What you need is a softer hard reset - a [[warm reset]] that acts like a [[hard reset]], asserting the RESET signal to the rest of the system, I/O devices et al,
so that the state of the machine is as close as you can get to a true power on [[cold reset]] as possible.
But where power persists across the [[warm reset]],
so that at least certain status registers can be reliably read.

At first the state that persisted across such a [[warm reset]] might reside only in a battery backed up unit near to the reset state machine.
But when the amount of state that you want to persist grows large,
e.g. the [[MCA (Machine Check Architecture)]] error status log registers,
state inside the [[CPU]] may be allowed, indeed, required, to persist across such a [[warm reset]].

= A possible sequence of progressively harder RESETs for error recovery =

I am sure that you can see that [[cold reset]] versus [[warm reset]] and [[hard reset]] versus [[soft reset]] are not necessarily discrete points but,
as usual, may be points on a spectrum,
a not necessarily 1D ordered list of possible reset mechanisms.

If an error is detected,
e.g. if a processor stops responding
* first you might try sending it a normal interrupt, of progressively higher priority
* then you might try sending in an [[NMI (Non-Maskable Interrupt)]]
** then any of the flavors of [[even less maskable non-maskable interrupt]]s, such as Intel's [[SMI (System Management Interrupt]], some sort of [[VMM]] or [[hypervisor]] interrupt
* then you might try sending a [[soft reset]] message like INIT to the apparently hung processor
* this failing, you may try to do a [[warm reset]] of the hung processor
** although by this time you probably want to reset all of the processors and I/O that are tightly bound to the hung processor
** exactly how you define such a "reset domain" is system specific, although it is often the same as a [[shared memory cache coherency domain]].
* failing this, you might try to use a [[hard reset]] under the control of an external circuit, e.g. at the power supply, that can trip a relay and then untrip it after a time has elapsed
** heck, this can be done at power supply points increasingly distant: inside the PC or blade, at the rack, in the datacenter...
* all of these failing, you can try to notify the user, although by this point that probably is impossible; or you may rely on some external mechanism, such as a user or a watchdog, to try to use ever more extreme forms of resetting the system.

The above tends to imply that there is a linear order of reset mechanisms.

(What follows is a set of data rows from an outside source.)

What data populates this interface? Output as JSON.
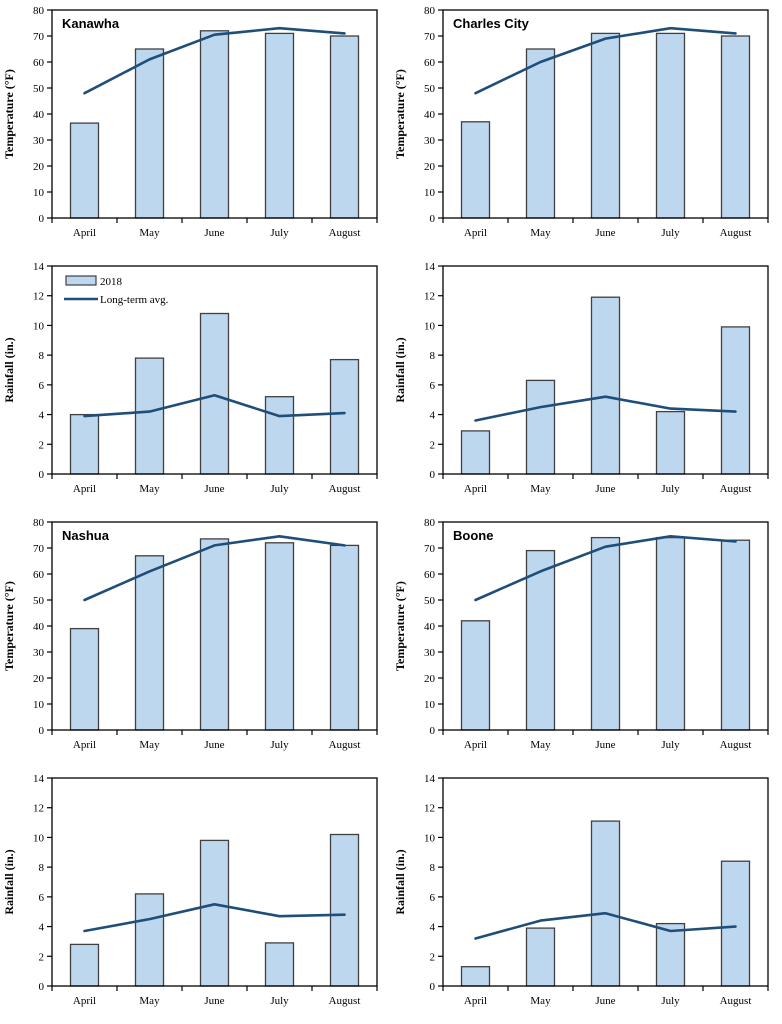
{
  "page": {
    "background": "#ffffff"
  },
  "colors": {
    "bar_fill": "#BDD7EE",
    "bar_border": "#404040",
    "line": "#1F4E79",
    "axis": "#000000"
  },
  "legend": {
    "bar_label": "2018",
    "line_label": "Long-term avg."
  },
  "categories": [
    "April",
    "May",
    "June",
    "July",
    "August"
  ],
  "chart_data": [
    {
      "id": "kanawha-temperature",
      "type": "bar",
      "title": "Kanawha",
      "xlabel": "",
      "ylabel": "Temperature (°F)",
      "ylim": [
        0,
        80
      ],
      "ytick": 10,
      "grid": false,
      "legend": false,
      "categories": [
        "April",
        "May",
        "June",
        "July",
        "August"
      ],
      "series": [
        {
          "name": "2018",
          "type": "bar",
          "values": [
            36.5,
            65,
            72,
            71,
            70
          ]
        },
        {
          "name": "Long-term avg.",
          "type": "line",
          "values": [
            48,
            61,
            70.5,
            73,
            71
          ]
        }
      ]
    },
    {
      "id": "charles-city-temperature",
      "type": "bar",
      "title": "Charles City",
      "xlabel": "",
      "ylabel": "Temperature (°F)",
      "ylim": [
        0,
        80
      ],
      "ytick": 10,
      "grid": false,
      "legend": false,
      "categories": [
        "April",
        "May",
        "June",
        "July",
        "August"
      ],
      "series": [
        {
          "name": "2018",
          "type": "bar",
          "values": [
            37,
            65,
            71,
            71,
            70
          ]
        },
        {
          "name": "Long-term avg.",
          "type": "line",
          "values": [
            48,
            60,
            69,
            73,
            71
          ]
        }
      ]
    },
    {
      "id": "kanawha-rainfall",
      "type": "bar",
      "title": "",
      "xlabel": "",
      "ylabel": "Rainfall (in.)",
      "ylim": [
        0,
        14
      ],
      "ytick": 2,
      "grid": false,
      "legend": true,
      "categories": [
        "April",
        "May",
        "June",
        "July",
        "August"
      ],
      "series": [
        {
          "name": "2018",
          "type": "bar",
          "values": [
            4.0,
            7.8,
            10.8,
            5.2,
            7.7
          ]
        },
        {
          "name": "Long-term avg.",
          "type": "line",
          "values": [
            3.9,
            4.2,
            5.3,
            3.9,
            4.1
          ]
        }
      ]
    },
    {
      "id": "charles-city-rainfall",
      "type": "bar",
      "title": "",
      "xlabel": "",
      "ylabel": "Rainfall (in.)",
      "ylim": [
        0,
        14
      ],
      "ytick": 2,
      "grid": false,
      "legend": false,
      "categories": [
        "April",
        "May",
        "June",
        "July",
        "August"
      ],
      "series": [
        {
          "name": "2018",
          "type": "bar",
          "values": [
            2.9,
            6.3,
            11.9,
            4.2,
            9.9
          ]
        },
        {
          "name": "Long-term avg.",
          "type": "line",
          "values": [
            3.6,
            4.5,
            5.2,
            4.4,
            4.2
          ]
        }
      ]
    },
    {
      "id": "nashua-temperature",
      "type": "bar",
      "title": "Nashua",
      "xlabel": "",
      "ylabel": "Temperature (°F)",
      "ylim": [
        0,
        80
      ],
      "ytick": 10,
      "grid": false,
      "legend": false,
      "categories": [
        "April",
        "May",
        "June",
        "July",
        "August"
      ],
      "series": [
        {
          "name": "2018",
          "type": "bar",
          "values": [
            39,
            67,
            73.5,
            72,
            71
          ]
        },
        {
          "name": "Long-term avg.",
          "type": "line",
          "values": [
            50,
            61,
            71,
            74.5,
            71
          ]
        }
      ]
    },
    {
      "id": "boone-temperature",
      "type": "bar",
      "title": "Boone",
      "xlabel": "",
      "ylabel": "Temperature (°F)",
      "ylim": [
        0,
        80
      ],
      "ytick": 10,
      "grid": false,
      "legend": false,
      "categories": [
        "April",
        "May",
        "June",
        "July",
        "August"
      ],
      "series": [
        {
          "name": "2018",
          "type": "bar",
          "values": [
            42,
            69,
            74,
            74,
            73
          ]
        },
        {
          "name": "Long-term avg.",
          "type": "line",
          "values": [
            50,
            61,
            70.5,
            74.5,
            72.5
          ]
        }
      ]
    },
    {
      "id": "nashua-rainfall",
      "type": "bar",
      "title": "",
      "xlabel": "",
      "ylabel": "Rainfall (in.)",
      "ylim": [
        0,
        14
      ],
      "ytick": 2,
      "grid": false,
      "legend": false,
      "categories": [
        "April",
        "May",
        "June",
        "July",
        "August"
      ],
      "series": [
        {
          "name": "2018",
          "type": "bar",
          "values": [
            2.8,
            6.2,
            9.8,
            2.9,
            10.2
          ]
        },
        {
          "name": "Long-term avg.",
          "type": "line",
          "values": [
            3.7,
            4.5,
            5.5,
            4.7,
            4.8
          ]
        }
      ]
    },
    {
      "id": "boone-rainfall",
      "type": "bar",
      "title": "",
      "xlabel": "",
      "ylabel": "Rainfall (in.)",
      "ylim": [
        0,
        14
      ],
      "ytick": 2,
      "grid": false,
      "legend": false,
      "categories": [
        "April",
        "May",
        "June",
        "July",
        "August"
      ],
      "series": [
        {
          "name": "2018",
          "type": "bar",
          "values": [
            1.3,
            3.9,
            11.1,
            4.2,
            8.4
          ]
        },
        {
          "name": "Long-term avg.",
          "type": "line",
          "values": [
            3.2,
            4.4,
            4.9,
            3.7,
            4.0
          ]
        }
      ]
    }
  ]
}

This is not necessarily true. You may reset subsystems in heuristic order.

= RESET is a splitting concept =

I.e. overall [[RESET]] is one of those concepts that inevitably split,
whenever you look too closely at it.
Of course, create no more flavors of reset than you need, because each brings complexity.
But inevitably, if your system is successful and lasts for several years,
you will need one or two more flavors of RESET than were originally anticipated.

= Similar =

[[Watchdog timer]]s are a concept that splits similarly to RESET.
Indeed, each level of progressive reset forerror recovery of a hung system is often driven
by a new level of [[watchdog timer]].
Or [[sanity timer]].

(Or [neurosis timer]], or [[psychosis timer]] ... no, I am writing this on April Fool's.)